Con el título de la conocida obra de Juan Carlos Onetti, deseamos encuadrar estos breves comentarios sobre una historia que conmocionó a la opinión pública de ambos márgenes del Plata y su casi segura resolución, después de siete largos años de acongojada expectativa, no solo por sus padres y familiares, sino por todos los que observamos preocupados el derrumbe de un mundo que ya no ofrece certezas.
El asesinato de la adolescente Lola Chomnalez hizo dudar a todos –uruguayos y argentinos– de la justicia de nuestro país. Este dramático caso judicial que acumuló 5.000 hojas, no solo abonó el sentimiento de inseguridad que se ha instalado en nuestra sociedad desde hace muchos años, sino que comenzó a poner en tela de juicio la seriedad de la administración de la justicia penal. Pensar que en poco tiempo pasaron por la causa cinco jueces, cinco fiscales y cuatro encargados de la investigación judicial, lo que, sin dudas, afectó la indagatoria.
Aquel dicho de nuestros abuelos, de que la justicia tarda, pero llega, nos hizo pensar que era un aforismo perimido, parte de un pasado que no volvería nunca más.
Aquí hay que destacar varias cosas encomiables: en primer lugar, la firmeza y perseverancia de los Chomnalez, padres de la infortunada Lola, que no se dieron nunca por vencidos y no vacilaron en recorrer una y mil veces el reclamo de proseguir las investigaciones en busca del o de los verdaderos culpables del abyecto asesinato de su hija. No cejaron en la decisión de viajar a nuestro país superando la amargura y la tristeza que esto les ocasionaba.

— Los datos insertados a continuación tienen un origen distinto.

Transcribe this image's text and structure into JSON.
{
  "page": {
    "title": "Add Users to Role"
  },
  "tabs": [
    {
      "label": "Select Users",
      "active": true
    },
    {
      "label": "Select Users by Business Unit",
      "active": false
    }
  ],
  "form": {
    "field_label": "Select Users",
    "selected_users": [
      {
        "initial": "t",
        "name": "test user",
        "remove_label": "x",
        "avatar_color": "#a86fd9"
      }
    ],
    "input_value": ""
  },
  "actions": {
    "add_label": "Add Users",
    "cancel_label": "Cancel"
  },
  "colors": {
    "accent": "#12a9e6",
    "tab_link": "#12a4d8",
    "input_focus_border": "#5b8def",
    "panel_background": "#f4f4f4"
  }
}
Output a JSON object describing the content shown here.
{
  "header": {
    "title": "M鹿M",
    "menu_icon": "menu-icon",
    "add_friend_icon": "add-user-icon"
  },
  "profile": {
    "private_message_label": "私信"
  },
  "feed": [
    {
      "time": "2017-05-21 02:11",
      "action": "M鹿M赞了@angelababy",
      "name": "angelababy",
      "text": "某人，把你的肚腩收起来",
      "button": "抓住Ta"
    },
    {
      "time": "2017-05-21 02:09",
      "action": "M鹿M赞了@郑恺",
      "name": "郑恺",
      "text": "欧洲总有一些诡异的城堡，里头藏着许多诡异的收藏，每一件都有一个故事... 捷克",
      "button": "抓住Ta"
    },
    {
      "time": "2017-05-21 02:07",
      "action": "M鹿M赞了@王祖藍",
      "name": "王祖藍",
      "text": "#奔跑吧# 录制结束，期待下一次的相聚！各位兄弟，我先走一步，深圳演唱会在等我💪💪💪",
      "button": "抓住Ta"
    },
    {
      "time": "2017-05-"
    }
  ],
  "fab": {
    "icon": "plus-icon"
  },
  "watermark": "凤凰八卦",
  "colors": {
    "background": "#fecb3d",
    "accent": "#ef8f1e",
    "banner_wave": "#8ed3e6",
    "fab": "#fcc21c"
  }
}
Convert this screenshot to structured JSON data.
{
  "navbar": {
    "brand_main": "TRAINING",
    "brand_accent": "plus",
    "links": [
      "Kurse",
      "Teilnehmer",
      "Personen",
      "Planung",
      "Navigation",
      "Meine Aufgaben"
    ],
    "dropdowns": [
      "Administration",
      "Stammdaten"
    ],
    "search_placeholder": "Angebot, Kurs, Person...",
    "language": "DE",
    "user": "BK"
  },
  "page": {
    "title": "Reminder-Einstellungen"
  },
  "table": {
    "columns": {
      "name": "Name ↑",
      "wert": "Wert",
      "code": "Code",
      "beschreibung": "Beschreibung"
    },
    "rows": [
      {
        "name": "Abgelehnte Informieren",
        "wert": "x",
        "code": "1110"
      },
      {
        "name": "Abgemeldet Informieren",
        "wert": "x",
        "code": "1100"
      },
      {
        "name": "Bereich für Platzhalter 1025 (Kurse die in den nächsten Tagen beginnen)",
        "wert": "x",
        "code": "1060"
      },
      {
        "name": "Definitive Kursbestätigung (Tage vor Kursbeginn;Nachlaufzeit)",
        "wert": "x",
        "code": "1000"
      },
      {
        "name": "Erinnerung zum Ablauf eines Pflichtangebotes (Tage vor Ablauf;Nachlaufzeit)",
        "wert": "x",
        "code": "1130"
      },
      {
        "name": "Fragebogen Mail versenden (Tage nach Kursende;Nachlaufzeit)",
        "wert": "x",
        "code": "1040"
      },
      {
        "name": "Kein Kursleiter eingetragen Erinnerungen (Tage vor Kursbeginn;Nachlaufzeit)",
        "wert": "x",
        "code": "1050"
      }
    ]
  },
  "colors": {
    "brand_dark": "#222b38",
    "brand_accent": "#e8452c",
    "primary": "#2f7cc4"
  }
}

Debemos también destacar la eficiente e ininterrumpida investigación de Policía Científica en la búsqueda incesante de decenas de posible autores del horrendo crimen, a partir de las huellas genéticas, que en definitiva resultaron la clave para acorralar al principal sospechoso.
Vaya a ellos el reconocimiento de toda la sociedad.
Pero el doloroso episodio, también nos ha dejado una enseñanza. Ya no asistimos al ridículo regateo procesal donde un fiscal apurado y un abogado bueno, regular o malo, acuerdan imponer una pena, mientras el juez en la tribuna no participa y solo firma sin intervenir, dejando en cada acaso otro pedazo de su menguado prestigio. Tuvo que venir un abogado de la Argentina para sacudir la modorra del proceso y gracias a la brillante investigación de una funcionaria policial especialista en genética, que conectando evidencias llegó a un resultado inobjetable, se encontró a un responsable. En el caso, la intervención directa del magistrado en los interrogatorios evitó el simulacro de proceso anticonstitucional y, como manda el texto matriz, hubo un proceso penal.
Así tendrá que ocurrir siempre, para lo que urge modificar de una vez un Código del Proceso Penal desastroso, inviable por los disparates que ha permitido y de pésimos resultados.